2019 yılında London School of Economics’ten Anna Valero ve MIT’den John Van Reenen’in 78 ülkede yaklaşık 15.000 üniversiteyi kapsayan araştırmalarında bir bölgedeki üniversite sayısındaki %10’luk bir artışın, o bölgede gelecekteki kişi başına GSYİH’nin %0,4 daha yüksek olmasıyla ilişkili olduğunu göstermektedir.

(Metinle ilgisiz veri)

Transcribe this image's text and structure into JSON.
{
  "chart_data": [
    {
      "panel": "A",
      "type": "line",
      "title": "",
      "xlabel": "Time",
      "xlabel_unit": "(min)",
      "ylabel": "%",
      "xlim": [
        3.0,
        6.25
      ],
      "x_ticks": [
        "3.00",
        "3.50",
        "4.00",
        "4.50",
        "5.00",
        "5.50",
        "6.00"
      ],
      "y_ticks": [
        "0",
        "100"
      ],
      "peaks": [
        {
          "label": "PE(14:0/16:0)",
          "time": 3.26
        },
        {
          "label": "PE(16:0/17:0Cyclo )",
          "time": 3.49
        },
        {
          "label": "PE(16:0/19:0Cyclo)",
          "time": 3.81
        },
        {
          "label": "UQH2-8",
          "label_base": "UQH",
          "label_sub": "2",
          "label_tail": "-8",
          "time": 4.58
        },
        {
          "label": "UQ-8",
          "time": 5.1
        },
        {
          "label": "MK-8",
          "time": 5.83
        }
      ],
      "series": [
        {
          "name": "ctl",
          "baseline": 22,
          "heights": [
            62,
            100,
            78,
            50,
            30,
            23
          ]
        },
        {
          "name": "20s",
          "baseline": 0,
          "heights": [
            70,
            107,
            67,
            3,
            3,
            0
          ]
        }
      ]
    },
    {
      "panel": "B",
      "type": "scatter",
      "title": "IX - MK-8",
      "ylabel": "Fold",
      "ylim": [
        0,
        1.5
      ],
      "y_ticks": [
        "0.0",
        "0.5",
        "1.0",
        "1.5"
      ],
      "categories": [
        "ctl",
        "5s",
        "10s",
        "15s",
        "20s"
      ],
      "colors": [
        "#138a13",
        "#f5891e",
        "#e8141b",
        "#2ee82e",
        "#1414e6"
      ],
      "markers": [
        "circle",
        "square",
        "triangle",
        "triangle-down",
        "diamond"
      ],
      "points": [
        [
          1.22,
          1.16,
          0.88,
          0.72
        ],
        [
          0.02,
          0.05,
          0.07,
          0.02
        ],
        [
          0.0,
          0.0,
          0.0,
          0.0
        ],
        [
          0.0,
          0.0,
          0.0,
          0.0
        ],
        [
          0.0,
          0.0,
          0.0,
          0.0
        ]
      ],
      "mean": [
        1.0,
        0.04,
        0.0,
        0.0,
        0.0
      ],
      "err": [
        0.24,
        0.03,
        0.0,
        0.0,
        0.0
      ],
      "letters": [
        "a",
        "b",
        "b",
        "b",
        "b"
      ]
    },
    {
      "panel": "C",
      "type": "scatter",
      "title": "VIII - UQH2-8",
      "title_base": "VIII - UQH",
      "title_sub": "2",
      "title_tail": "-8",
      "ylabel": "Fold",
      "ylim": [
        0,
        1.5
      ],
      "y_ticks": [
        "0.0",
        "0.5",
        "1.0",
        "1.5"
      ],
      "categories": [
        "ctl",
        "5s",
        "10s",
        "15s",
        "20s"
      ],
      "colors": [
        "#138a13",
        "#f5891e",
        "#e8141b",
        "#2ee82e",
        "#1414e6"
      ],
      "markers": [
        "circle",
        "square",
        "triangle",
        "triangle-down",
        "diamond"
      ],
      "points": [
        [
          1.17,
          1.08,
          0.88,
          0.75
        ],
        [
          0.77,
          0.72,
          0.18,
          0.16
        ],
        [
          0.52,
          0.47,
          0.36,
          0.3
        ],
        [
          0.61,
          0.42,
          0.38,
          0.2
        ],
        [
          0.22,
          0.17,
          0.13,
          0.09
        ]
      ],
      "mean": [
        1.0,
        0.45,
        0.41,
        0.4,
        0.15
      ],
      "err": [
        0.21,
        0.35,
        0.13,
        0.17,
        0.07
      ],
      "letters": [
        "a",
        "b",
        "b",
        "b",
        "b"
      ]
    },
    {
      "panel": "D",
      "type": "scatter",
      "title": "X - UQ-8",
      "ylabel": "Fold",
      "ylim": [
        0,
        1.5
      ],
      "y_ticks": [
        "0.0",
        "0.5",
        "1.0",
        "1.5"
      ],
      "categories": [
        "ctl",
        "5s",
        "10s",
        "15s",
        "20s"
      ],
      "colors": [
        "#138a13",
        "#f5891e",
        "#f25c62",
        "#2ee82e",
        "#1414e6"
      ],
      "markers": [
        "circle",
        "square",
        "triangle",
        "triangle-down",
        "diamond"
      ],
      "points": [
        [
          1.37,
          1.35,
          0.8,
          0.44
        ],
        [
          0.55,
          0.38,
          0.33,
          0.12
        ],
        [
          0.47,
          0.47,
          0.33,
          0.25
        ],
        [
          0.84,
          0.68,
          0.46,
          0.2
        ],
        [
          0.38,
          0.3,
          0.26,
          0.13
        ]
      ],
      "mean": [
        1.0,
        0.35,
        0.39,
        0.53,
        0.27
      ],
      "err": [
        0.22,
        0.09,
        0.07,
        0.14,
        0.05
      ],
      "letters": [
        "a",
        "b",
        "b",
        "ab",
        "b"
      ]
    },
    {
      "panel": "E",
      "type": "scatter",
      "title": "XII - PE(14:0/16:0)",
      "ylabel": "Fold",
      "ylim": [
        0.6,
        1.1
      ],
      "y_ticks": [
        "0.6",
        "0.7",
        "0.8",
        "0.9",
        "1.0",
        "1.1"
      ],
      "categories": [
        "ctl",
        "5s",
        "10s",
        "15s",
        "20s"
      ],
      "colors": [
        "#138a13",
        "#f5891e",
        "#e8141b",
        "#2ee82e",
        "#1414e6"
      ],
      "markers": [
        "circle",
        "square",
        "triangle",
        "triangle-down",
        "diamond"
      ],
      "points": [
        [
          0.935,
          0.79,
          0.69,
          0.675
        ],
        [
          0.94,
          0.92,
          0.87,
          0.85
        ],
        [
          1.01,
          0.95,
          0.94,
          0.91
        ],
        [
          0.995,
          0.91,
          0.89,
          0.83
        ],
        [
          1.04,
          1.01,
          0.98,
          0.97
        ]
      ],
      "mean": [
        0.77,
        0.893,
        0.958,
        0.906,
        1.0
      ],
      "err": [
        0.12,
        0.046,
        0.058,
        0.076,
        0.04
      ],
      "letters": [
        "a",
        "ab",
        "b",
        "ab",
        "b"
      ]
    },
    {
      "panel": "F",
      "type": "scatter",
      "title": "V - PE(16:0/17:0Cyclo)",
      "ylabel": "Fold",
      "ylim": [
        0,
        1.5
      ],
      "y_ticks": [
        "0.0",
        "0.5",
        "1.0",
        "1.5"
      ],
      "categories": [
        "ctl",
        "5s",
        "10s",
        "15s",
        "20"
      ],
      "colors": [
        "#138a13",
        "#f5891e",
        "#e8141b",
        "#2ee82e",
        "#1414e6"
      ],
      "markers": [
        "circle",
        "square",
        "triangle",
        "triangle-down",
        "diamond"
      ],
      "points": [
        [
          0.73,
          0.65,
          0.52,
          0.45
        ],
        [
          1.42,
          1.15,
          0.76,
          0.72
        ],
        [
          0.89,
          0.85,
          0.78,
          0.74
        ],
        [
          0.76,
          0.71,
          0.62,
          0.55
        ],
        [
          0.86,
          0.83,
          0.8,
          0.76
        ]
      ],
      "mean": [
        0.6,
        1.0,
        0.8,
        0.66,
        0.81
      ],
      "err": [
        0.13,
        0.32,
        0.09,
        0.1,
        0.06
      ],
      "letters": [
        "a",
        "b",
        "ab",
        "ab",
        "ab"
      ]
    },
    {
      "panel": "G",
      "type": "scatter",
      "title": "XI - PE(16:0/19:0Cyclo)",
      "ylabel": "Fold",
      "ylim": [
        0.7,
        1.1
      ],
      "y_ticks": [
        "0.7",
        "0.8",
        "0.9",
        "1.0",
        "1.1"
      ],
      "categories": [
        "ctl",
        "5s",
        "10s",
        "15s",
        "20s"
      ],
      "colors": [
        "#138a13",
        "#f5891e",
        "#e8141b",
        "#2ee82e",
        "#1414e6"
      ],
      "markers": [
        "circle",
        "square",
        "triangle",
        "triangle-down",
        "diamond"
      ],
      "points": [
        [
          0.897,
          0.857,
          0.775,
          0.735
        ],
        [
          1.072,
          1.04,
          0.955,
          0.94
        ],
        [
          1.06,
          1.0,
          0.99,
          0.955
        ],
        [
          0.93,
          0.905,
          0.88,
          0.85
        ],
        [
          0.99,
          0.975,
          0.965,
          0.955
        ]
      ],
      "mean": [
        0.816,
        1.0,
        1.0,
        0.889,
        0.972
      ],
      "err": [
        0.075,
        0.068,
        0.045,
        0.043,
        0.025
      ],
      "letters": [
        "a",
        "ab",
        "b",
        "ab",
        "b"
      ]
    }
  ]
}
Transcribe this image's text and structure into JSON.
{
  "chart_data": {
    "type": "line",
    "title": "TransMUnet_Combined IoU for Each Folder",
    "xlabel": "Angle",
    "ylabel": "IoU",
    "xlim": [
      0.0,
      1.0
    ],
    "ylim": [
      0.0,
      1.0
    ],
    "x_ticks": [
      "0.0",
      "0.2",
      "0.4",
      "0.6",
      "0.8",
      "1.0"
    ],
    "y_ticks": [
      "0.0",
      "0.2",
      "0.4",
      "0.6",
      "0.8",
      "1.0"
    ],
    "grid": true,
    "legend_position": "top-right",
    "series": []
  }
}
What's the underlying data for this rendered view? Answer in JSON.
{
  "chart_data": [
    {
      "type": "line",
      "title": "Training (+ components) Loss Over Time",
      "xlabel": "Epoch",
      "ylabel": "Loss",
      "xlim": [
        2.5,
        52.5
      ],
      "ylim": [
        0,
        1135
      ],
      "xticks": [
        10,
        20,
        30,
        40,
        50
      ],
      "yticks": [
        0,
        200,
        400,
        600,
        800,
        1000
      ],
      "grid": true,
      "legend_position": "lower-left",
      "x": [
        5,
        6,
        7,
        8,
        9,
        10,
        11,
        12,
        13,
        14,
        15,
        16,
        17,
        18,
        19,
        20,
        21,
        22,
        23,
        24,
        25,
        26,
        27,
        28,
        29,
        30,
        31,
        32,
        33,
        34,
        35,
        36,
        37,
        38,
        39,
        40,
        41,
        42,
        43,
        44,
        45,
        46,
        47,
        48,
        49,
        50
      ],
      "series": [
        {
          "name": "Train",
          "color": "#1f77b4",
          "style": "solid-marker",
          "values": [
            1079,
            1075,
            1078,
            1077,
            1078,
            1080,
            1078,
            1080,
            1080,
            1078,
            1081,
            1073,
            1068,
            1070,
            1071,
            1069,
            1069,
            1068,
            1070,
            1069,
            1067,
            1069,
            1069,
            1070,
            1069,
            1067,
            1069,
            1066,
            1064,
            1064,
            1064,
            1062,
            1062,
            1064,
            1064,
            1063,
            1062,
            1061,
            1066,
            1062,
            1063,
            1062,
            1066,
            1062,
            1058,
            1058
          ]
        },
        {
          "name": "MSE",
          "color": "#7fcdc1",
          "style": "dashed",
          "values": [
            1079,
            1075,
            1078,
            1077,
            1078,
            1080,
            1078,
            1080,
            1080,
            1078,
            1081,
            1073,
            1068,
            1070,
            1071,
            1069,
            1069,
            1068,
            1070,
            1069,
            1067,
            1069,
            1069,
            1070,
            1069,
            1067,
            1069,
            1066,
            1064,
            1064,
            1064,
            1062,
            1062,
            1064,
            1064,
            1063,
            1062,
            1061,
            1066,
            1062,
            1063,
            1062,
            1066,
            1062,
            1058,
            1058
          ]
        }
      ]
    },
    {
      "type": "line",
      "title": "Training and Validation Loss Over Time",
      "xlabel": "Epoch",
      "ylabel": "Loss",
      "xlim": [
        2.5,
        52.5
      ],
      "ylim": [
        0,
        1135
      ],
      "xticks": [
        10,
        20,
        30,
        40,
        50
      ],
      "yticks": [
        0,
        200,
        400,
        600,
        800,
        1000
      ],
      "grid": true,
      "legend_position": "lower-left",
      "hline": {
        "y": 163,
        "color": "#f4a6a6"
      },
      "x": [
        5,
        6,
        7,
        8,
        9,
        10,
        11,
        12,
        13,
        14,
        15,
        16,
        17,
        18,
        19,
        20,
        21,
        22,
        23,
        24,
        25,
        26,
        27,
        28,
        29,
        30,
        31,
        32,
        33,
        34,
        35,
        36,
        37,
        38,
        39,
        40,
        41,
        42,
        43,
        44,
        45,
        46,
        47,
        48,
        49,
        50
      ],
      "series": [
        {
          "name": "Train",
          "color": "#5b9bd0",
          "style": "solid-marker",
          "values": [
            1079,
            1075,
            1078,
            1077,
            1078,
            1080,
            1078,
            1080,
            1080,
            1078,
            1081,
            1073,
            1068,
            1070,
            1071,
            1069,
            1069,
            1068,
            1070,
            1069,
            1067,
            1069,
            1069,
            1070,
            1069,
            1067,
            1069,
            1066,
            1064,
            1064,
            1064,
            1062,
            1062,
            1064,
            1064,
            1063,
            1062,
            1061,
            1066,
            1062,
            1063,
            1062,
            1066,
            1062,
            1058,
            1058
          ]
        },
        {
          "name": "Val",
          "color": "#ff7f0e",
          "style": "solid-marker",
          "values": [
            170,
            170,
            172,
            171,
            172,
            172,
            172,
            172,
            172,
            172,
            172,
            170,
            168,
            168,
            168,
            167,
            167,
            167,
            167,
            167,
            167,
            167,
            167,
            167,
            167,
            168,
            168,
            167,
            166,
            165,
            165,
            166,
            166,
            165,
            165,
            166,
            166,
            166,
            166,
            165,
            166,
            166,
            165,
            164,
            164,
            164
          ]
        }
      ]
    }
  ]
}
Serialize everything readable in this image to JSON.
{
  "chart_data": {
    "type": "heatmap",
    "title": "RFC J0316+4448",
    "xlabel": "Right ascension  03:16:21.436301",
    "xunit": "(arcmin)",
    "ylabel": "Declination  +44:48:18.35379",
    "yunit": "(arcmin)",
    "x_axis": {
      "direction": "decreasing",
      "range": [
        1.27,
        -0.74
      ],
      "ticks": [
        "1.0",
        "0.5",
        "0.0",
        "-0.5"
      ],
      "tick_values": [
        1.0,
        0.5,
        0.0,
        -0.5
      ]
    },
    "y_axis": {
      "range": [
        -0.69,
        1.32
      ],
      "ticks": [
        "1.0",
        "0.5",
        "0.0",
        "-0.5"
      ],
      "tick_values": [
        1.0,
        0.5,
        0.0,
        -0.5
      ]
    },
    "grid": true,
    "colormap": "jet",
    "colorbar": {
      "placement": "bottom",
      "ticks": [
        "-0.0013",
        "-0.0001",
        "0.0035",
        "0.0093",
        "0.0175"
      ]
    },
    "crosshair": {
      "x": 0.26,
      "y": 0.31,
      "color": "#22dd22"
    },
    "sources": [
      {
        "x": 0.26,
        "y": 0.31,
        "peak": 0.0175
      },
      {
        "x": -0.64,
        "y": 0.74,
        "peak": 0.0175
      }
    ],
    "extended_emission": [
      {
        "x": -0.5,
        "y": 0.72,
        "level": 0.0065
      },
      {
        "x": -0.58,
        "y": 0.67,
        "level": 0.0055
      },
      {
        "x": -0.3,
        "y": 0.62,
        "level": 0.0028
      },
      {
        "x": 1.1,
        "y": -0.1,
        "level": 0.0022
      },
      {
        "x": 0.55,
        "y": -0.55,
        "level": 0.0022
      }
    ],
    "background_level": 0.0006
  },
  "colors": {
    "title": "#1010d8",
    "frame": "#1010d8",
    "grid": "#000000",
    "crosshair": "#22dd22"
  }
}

Araştırma, kişi başına düşen GSYİH ile üniversiteler arasındaki ilişki yalnızca üniversitenin, personelinin ve öğrencilerinin doğrudan harcamalarından kaynaklanmadığını üniversitelerin büyüme üzerindeki etkisinin bir kısmının insan sermayesindeki artış ve daha fazla yenilik yoluyla dolaylı olarak gerçekleştiğini ortaya koyuyor.

Bu çerçevede üniversite ve sanayi arasındaki iletişim ve işbirliğinin daha da güçlenmesi bir ülke politikası olarak önceliklenmesi sürdürülebilir büyüme ve kalkınma için oldukça önemlidir. Türkiye’de üniversite ve sanayi arasındaki işbirliğinin güçlenebilmesi ve üniversitede alınan patentlerin ticarileşmesi için ciddi uzman ekiplerin kurulması, sanayinin beklentilerine uygun doktora programları ve araştırma projelerinin hazırlanması, üniversite ile sanayi arasında veri alışverişinin kolaylaştırılması ve teknopark ve teknoloji transfer ofislerinde yapılan projelerin niteliksel başarılarının takibi faydalı olacaktır.